Лондонские оборотни - Стэблфорд Брайан Майкл (библиотека электронных книг .TXT) 📗
Она молчала, он тоже молчал вместе с ней, глядя на нее вполоборота. Корделия протянула затянутую в белую перчатку руку, и дотронулась до его щеки, коротким мягким движением. Жест был нежным и ласковым, но девушка, казалось, чем-то недовольна.
— Несчастный Дэвид, — пробормотала Корделия тоном, в котором звучало больше жалости, чем сочувствия. — Ты говоришь, что мои беды не так уж необычны, и поэтому наставляешь меня оставить беспокойство.
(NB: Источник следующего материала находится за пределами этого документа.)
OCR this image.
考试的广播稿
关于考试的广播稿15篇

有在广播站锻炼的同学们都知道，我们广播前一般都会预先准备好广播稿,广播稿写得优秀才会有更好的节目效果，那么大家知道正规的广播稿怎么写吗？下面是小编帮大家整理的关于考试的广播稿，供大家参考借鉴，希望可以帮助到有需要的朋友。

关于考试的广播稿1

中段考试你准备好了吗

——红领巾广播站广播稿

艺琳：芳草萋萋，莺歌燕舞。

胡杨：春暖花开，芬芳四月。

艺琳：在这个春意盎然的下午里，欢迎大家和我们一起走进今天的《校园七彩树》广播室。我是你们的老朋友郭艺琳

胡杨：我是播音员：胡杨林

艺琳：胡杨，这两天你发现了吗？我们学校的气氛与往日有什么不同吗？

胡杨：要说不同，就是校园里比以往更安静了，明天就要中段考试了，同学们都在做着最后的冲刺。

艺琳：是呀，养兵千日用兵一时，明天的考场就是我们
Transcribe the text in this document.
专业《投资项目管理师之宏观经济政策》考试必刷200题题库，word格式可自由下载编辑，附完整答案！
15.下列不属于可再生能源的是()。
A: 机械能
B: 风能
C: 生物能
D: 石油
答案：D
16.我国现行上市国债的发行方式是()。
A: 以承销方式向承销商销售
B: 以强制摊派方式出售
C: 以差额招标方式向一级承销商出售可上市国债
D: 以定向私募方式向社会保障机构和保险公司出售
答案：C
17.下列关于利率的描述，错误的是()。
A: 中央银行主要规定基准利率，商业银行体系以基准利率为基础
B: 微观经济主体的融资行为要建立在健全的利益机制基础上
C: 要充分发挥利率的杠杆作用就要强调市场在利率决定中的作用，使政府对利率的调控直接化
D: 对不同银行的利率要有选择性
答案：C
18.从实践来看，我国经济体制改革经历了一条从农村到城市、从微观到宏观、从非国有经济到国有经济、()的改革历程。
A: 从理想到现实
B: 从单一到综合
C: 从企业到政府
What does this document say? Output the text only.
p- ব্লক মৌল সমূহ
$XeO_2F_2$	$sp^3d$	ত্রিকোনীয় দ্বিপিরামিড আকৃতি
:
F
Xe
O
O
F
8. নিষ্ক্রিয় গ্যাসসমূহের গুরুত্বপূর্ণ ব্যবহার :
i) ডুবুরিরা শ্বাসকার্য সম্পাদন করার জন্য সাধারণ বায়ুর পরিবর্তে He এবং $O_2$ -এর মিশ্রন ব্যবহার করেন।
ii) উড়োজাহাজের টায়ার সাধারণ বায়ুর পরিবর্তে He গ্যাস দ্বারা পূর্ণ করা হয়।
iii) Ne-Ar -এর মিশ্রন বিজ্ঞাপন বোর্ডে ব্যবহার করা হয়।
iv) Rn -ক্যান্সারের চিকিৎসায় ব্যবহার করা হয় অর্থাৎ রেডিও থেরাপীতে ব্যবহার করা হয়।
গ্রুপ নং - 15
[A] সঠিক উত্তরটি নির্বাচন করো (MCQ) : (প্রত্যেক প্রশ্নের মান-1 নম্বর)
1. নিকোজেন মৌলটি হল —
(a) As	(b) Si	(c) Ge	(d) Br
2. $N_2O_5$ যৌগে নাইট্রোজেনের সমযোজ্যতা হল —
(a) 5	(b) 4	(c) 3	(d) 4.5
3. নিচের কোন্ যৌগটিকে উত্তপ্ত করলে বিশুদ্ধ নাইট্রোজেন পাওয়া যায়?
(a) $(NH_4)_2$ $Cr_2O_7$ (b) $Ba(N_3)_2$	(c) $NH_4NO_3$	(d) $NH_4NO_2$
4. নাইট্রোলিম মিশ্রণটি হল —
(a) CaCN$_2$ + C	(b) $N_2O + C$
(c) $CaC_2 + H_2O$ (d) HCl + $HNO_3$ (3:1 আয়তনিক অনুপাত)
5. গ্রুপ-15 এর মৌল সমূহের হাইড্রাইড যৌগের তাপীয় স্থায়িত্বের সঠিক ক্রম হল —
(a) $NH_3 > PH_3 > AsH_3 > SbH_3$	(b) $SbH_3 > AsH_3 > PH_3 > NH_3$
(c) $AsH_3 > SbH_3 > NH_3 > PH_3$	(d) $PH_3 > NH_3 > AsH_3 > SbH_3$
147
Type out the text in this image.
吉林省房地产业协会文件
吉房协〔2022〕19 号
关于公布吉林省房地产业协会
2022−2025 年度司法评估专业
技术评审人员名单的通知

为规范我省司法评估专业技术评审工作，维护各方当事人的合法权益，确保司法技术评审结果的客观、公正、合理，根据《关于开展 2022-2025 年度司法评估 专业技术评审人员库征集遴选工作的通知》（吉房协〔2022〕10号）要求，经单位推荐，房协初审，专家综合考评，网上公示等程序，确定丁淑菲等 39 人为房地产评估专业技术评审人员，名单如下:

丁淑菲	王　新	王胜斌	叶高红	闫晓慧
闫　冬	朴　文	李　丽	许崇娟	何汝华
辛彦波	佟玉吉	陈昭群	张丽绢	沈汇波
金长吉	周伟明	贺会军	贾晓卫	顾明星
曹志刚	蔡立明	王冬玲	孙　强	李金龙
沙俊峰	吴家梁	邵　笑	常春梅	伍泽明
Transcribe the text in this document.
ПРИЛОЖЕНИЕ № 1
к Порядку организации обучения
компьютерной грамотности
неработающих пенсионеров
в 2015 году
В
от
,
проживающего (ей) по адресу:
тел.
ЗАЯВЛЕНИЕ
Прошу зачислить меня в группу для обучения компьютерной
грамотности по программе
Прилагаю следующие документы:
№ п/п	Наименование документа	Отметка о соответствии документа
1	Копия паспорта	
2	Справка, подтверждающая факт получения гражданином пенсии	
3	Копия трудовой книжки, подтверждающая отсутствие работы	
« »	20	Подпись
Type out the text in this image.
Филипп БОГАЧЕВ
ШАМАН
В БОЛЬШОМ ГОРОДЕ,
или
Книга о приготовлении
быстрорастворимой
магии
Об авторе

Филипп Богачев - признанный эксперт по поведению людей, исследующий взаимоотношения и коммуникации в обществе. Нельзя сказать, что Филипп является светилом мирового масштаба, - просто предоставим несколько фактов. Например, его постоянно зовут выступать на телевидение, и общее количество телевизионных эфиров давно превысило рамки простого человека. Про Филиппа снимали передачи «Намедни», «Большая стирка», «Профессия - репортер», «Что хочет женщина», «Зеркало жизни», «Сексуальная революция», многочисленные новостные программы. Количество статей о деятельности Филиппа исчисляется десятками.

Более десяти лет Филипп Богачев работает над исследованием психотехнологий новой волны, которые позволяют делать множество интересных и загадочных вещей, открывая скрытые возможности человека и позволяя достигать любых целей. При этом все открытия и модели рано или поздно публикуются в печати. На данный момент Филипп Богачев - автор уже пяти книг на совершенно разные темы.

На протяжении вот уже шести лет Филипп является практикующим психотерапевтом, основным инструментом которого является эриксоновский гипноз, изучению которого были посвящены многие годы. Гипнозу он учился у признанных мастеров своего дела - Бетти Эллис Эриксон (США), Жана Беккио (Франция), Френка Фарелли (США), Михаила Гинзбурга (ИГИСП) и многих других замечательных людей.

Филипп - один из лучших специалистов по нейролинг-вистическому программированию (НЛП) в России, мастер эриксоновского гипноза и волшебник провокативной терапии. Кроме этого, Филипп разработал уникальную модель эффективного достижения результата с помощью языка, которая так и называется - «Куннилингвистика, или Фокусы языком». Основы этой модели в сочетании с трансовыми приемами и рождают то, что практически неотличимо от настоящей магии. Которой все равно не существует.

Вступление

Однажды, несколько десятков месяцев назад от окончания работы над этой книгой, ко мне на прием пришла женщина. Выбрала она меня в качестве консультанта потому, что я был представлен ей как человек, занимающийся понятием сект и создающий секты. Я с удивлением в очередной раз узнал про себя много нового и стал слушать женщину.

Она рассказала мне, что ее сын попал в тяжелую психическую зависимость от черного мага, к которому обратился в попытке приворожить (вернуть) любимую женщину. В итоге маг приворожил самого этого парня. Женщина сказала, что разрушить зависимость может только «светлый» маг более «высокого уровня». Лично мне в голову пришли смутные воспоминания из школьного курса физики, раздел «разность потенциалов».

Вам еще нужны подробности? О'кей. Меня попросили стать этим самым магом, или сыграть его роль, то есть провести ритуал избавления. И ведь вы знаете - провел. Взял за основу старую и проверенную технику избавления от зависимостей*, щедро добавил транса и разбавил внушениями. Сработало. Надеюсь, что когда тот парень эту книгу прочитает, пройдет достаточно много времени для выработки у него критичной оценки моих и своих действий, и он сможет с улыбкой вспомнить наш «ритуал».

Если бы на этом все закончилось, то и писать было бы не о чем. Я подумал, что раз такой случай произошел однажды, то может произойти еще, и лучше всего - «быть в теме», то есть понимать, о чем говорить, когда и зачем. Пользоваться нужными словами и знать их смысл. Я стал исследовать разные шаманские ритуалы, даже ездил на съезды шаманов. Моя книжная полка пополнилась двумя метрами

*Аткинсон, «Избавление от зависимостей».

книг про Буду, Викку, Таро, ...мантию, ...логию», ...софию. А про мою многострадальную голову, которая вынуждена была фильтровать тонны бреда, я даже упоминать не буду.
И все же, мне кажется, происходящее с тобой необычно и загадочно. Ты не осмеливаешься даже допустить, чтобы кто-то из нас знал природу и протяженность твоих страданий. Отец о тебе беспокоится, ты же знаешь, а ведь он не из тех, кто легко приходит в волнение.
— Он, должно быть, считает, что я очень ослабел, — спокойно ответил Лидиард.
— Он считает, что в твоем организме еще осталось какое-то количество яда, — поправила его Корделия. — Ему известно, что ты часто видишь во сне кошмары. Дэвид, ты не должен стыдиться того, что болен, — никто не станет тебя в этом винить.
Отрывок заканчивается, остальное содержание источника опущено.